Diğer yönünü anlatırken de AKP'nin küresel düzeyde neoliberal sistemle iç içe olan ilişkisini vurguladı.

"Küresel düzeyde rekabet edebilecek ve bunu özelleştirmeyle sermayenin çıkarları doğrultusunda ve buna ilişkin emek gücünü yetiştirebilecek bir düzenleme yapması lazım."

Uygulamanın iki sebebi


Neoliberal düzende performans ve kalite kültürü kavramlarının hiç de masum olmayan anlamlar yüklenerek karşımıza çıktığını anlatan Gök, bu kavramların "toplumu yeniden eşitsiz biçimde düzenlemeye yönelik bu çerçevenin içinde bir enstrüman olarak" karşımıza çıktığını belirtti. "Yani emek gücünün daha verimli bir şekilde yetiştirilmesinden söz ediliyor."

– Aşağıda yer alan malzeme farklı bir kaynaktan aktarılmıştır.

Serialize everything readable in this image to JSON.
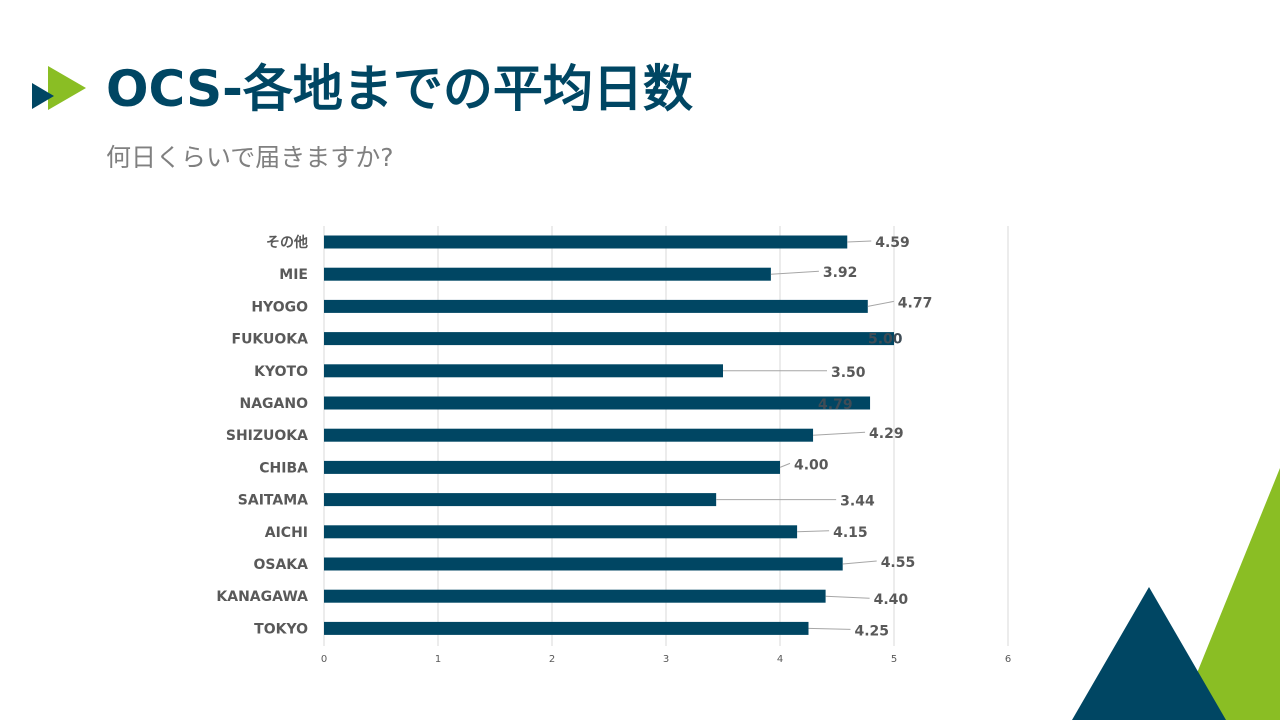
{
  "slide": {
    "title": "OCS-各地までの平均日数",
    "subtitle": "何日くらいで届きますか?"
  },
  "colors": {
    "bar": "#004663",
    "title": "#004663",
    "accent_green": "#8ABE24",
    "axis_text": "#595959",
    "grid": "#D9D9D9"
  },
  "icons": {
    "logo": "double-triangle-arrow-icon",
    "decoration": "corner-triangles"
  },
  "chart_data": {
    "type": "bar",
    "orientation": "horizontal",
    "categories": [
      "その他",
      "MIE",
      "HYOGO",
      "FUKUOKA",
      "KYOTO",
      "NAGANO",
      "SHIZUOKA",
      "CHIBA",
      "SAITAMA",
      "AICHI",
      "OSAKA",
      "KANAGAWA",
      "TOKYO"
    ],
    "values": [
      4.59,
      3.92,
      4.77,
      5.0,
      3.5,
      4.79,
      4.29,
      4.0,
      3.44,
      4.15,
      4.55,
      4.4,
      4.25
    ],
    "data_labels": [
      "4.59",
      "3.92",
      "4.77",
      "5.00",
      "3.50",
      "4.79",
      "4.29",
      "4.00",
      "3.44",
      "4.15",
      "4.55",
      "4.40",
      "4.25"
    ],
    "x_ticks": [
      "0",
      "1",
      "2",
      "3",
      "4",
      "5",
      "6"
    ],
    "xlim": [
      0,
      6
    ],
    "grid": "vertical",
    "legend": "none",
    "title": "",
    "xlabel": "",
    "ylabel": ""
  }
}
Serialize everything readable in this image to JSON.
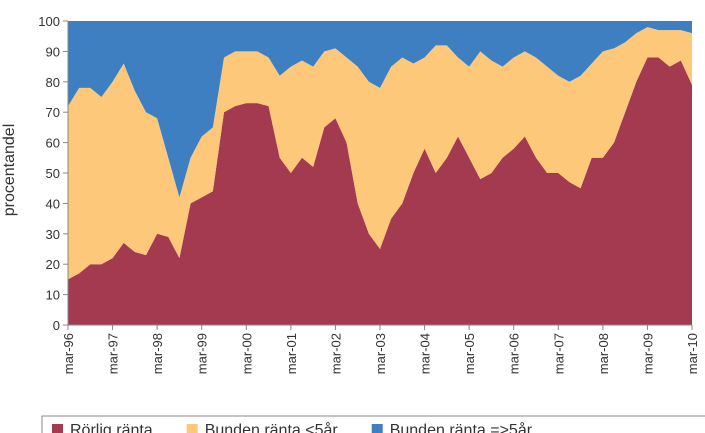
{
  "chart_data": {
    "type": "stacked-area",
    "y_label": "procentandel",
    "categories": [
      "mar-96",
      null,
      null,
      null,
      "mar-97",
      null,
      null,
      null,
      "mar-98",
      null,
      null,
      null,
      "mar-99",
      null,
      null,
      null,
      "mar-00",
      null,
      null,
      null,
      "mar-01",
      null,
      null,
      null,
      "mar-02",
      null,
      null,
      null,
      "mar-03",
      null,
      null,
      null,
      "mar-04",
      null,
      null,
      null,
      "mar-05",
      null,
      null,
      null,
      "mar-06",
      null,
      null,
      null,
      "mar-07",
      null,
      null,
      null,
      "mar-08",
      null,
      null,
      null,
      "mar-09",
      null,
      null,
      null,
      "mar-10"
    ],
    "series": [
      {
        "name": "Rörlig ränta",
        "color": "#a33a50",
        "values": [
          15,
          17,
          20,
          20,
          22,
          27,
          24,
          23,
          30,
          29,
          22,
          40,
          42,
          44,
          70,
          72,
          73,
          73,
          72,
          55,
          50,
          55,
          52,
          65,
          68,
          60,
          40,
          30,
          25,
          35,
          40,
          50,
          58,
          50,
          55,
          62,
          55,
          48,
          50,
          55,
          58,
          62,
          55,
          50,
          50,
          47,
          45,
          55,
          55,
          60,
          70,
          80,
          88,
          88,
          85,
          87,
          79
        ]
      },
      {
        "name": "Bunden ränta <5år",
        "color": "#fdc87a",
        "values": [
          57,
          61,
          58,
          55,
          58,
          59,
          53,
          47,
          38,
          26,
          20,
          15,
          20,
          21,
          18,
          18,
          17,
          17,
          16,
          27,
          35,
          32,
          33,
          25,
          23,
          28,
          45,
          50,
          53,
          50,
          48,
          36,
          30,
          42,
          37,
          26,
          30,
          42,
          37,
          30,
          30,
          28,
          33,
          35,
          32,
          33,
          37,
          31,
          35,
          31,
          23,
          16,
          10,
          9,
          12,
          10,
          17
        ]
      },
      {
        "name": "Bunden ränta =>5år",
        "color": "#3d7fc1",
        "values": [
          28,
          22,
          22,
          25,
          20,
          14,
          23,
          30,
          32,
          45,
          58,
          45,
          38,
          35,
          12,
          10,
          10,
          10,
          12,
          18,
          15,
          13,
          15,
          10,
          9,
          12,
          15,
          20,
          22,
          15,
          12,
          14,
          12,
          8,
          8,
          12,
          15,
          10,
          13,
          15,
          12,
          10,
          12,
          15,
          18,
          20,
          18,
          14,
          10,
          9,
          7,
          4,
          2,
          3,
          3,
          3,
          4
        ]
      }
    ],
    "ylim": [
      0,
      100
    ],
    "yticks": [
      0,
      10,
      20,
      30,
      40,
      50,
      60,
      70,
      80,
      90,
      100
    ],
    "grid": false
  }
}
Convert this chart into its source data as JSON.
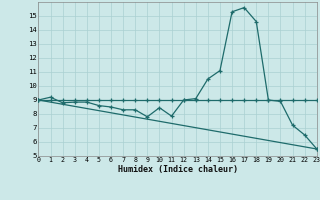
{
  "xlabel": "Humidex (Indice chaleur)",
  "bg_color": "#cce8e8",
  "grid_color": "#aad0d2",
  "line_color": "#1e6b6b",
  "xlim": [
    0,
    23
  ],
  "ylim": [
    5,
    16
  ],
  "yticks": [
    5,
    6,
    7,
    8,
    9,
    10,
    11,
    12,
    13,
    14,
    15
  ],
  "xticks": [
    0,
    1,
    2,
    3,
    4,
    5,
    6,
    7,
    8,
    9,
    10,
    11,
    12,
    13,
    14,
    15,
    16,
    17,
    18,
    19,
    20,
    21,
    22,
    23
  ],
  "curve1_x": [
    0,
    1,
    2,
    3,
    4,
    5,
    6,
    7,
    8,
    9,
    10,
    11,
    12,
    13,
    14,
    15,
    16,
    17,
    18,
    19,
    20,
    21,
    22,
    23
  ],
  "curve1_y": [
    9.0,
    9.2,
    8.8,
    8.85,
    8.85,
    8.6,
    8.5,
    8.3,
    8.3,
    7.8,
    8.45,
    7.85,
    9.0,
    9.1,
    10.5,
    11.1,
    15.3,
    15.6,
    14.6,
    9.0,
    8.9,
    7.2,
    6.5,
    5.5
  ],
  "curve2_x": [
    0,
    1,
    2,
    3,
    4,
    5,
    6,
    7,
    8,
    9,
    10,
    11,
    12,
    13,
    14,
    15,
    16,
    17,
    18,
    19,
    20,
    21,
    22,
    23
  ],
  "curve2_y": [
    9.0,
    9.0,
    9.0,
    9.0,
    9.0,
    9.0,
    9.0,
    9.0,
    9.0,
    9.0,
    9.0,
    9.0,
    9.0,
    9.0,
    9.0,
    9.0,
    9.0,
    9.0,
    9.0,
    9.0,
    9.0,
    9.0,
    9.0,
    9.0
  ],
  "curve3_x": [
    0,
    23
  ],
  "curve3_y": [
    9.0,
    5.5
  ]
}
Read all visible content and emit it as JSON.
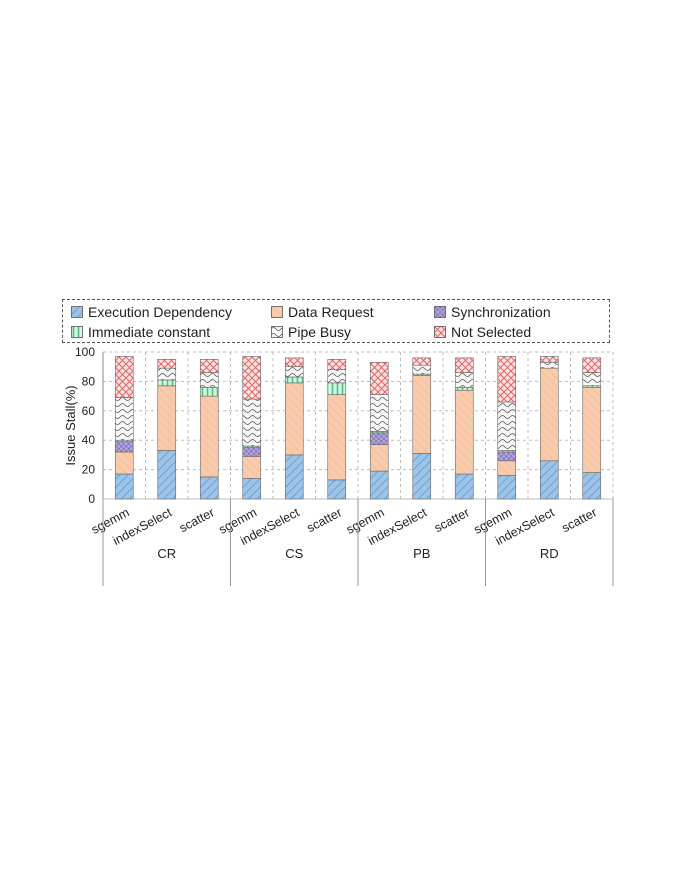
{
  "chart_data": {
    "type": "bar",
    "stacked": true,
    "ylabel": "Issue Stall(%)",
    "ylim": [
      0,
      100
    ],
    "yticks": [
      0,
      20,
      40,
      60,
      80,
      100
    ],
    "grid": "dashed horizontal and vertical",
    "legend_position": "top",
    "groups": [
      "CR",
      "CS",
      "PB",
      "RD"
    ],
    "categories": [
      "sgemm",
      "indexSelect",
      "scatter",
      "sgemm",
      "indexSelect",
      "scatter",
      "sgemm",
      "indexSelect",
      "scatter",
      "sgemm",
      "indexSelect",
      "scatter"
    ],
    "series": [
      {
        "name": "Execution Dependency",
        "color": "#9dc3e6",
        "values": [
          17,
          33,
          15,
          14,
          30,
          13,
          19,
          31,
          17,
          16,
          26,
          18
        ]
      },
      {
        "name": "Data Request",
        "color": "#f8cbad",
        "values": [
          15,
          44,
          55,
          15,
          49,
          58,
          18,
          53,
          57,
          10,
          63,
          58
        ]
      },
      {
        "name": "Synchronization",
        "color": "#b4a7d6",
        "values": [
          7,
          0,
          0,
          6,
          0,
          0,
          8,
          0,
          0,
          6,
          0,
          0
        ]
      },
      {
        "name": "Immediate constant",
        "color": "#a9dfbf",
        "values": [
          1,
          4,
          6,
          1,
          4,
          8,
          1,
          1,
          2,
          1,
          0,
          1
        ]
      },
      {
        "name": "Pipe Busy",
        "color": "#e7e6e6",
        "values": [
          29,
          8,
          10,
          32,
          7,
          9,
          25,
          6,
          10,
          33,
          4,
          9
        ]
      },
      {
        "name": "Not Selected",
        "color": "#f4b6b6",
        "values": [
          28,
          6,
          9,
          29,
          6,
          7,
          22,
          5,
          10,
          31,
          4,
          10
        ]
      }
    ]
  }
}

Çocukların özgürce potansiyellerini geliştirebilecekleri, ifade özgürlüğünü kullanacakları, barış için, özgürlük için pek çok şey yapılması gerektiğini, böyle bir okul iklimi olması gerektiğini anlatan Gök, şimdi daha sıkı bir okul disiplinine gidecek bir yolun açıldığını anlattı.

"Bunun bir tarafı dinci bir muhafazarlık, diğer tarafı ise 'nitelikçi' ve özelleştirmeyle daha sıkı kontrol edilebilecek bir düzenin insanlarını yetiştirmek."

Eğitimin acil sorunları


Prof. Gök'e göre bu uygulamalara rağmen süreç daha bitmedi.

"4+4+4 çok acildi AKP için, çünkü hem 28 Nisan'ın rövanşını almak gibi bir istek vardı hem de bir an önce imam hatiplerin ortaokulunu açmak istiyorlardı."

Oysa yapılması gereken çok daha güncel, acil konular olduğunu söyledi Gök. Türkiye eğitim sistemindeki sınıfsal temeldeki eşitsizliğe vurgu yaparak, eşitliği öne alan, toplumsal cinsiyet bazında eşitsizlikleri düzeltmek üzere pek çok politika uygulanması gerektiğinden söz etti.

"Biz şehirlerdeki yoksul mahallelerdeki getto okulların durumunu biliyoruz. Şimdi anadilinde eğitim gibi temel bir hakkın seçmeli verileceğini, onu da büyük bir lütuf olarak söylüyorlar. Halbuki insan anadilini seçmeli öğrenemez. Anadili Kürtçe olmayanlar bunu seçebilir, çok da iyi bir politikadır o anlamda...

"Keza engelliler için daha kötü olacak 4+4+4 yasasının uygulanması. Biz kaynaştırma eğitimi politikalarını önemsiyoruz. Bu uygulanmaya başlamıştı Türkiye'de. Şimdi onlar için hayat daha zor olacak."

MEB ders saatlerini arttıracak


MEB başlattığı yeni çalışmayla ders saatlerinin ve okul günlerinin sayısını arttırmayı planlıyor.

MEB'in verdiği bilgilere göre Türkiye'de bir yılda 180 iş günü yani 36 hafta eğitim yapılıyor. Yapılan çalışma sonucunda 180 iş günü olan eğitim süresinin değiştirilmesi planlanıyor. Buna göre, bir yıllık eğitim süresi 190-220 gün arasında belirlenecek.

Ayrıca ilkokul 1. sınıftan 8. sınıf sonuna kadar yıllık 720 saat ders süresinde de sınıflara göre düzenleme yapılacak, 1. sınıftaki öğrenciyle 8. sınıftaki öğrencinin toplam ders saati farklı olacak.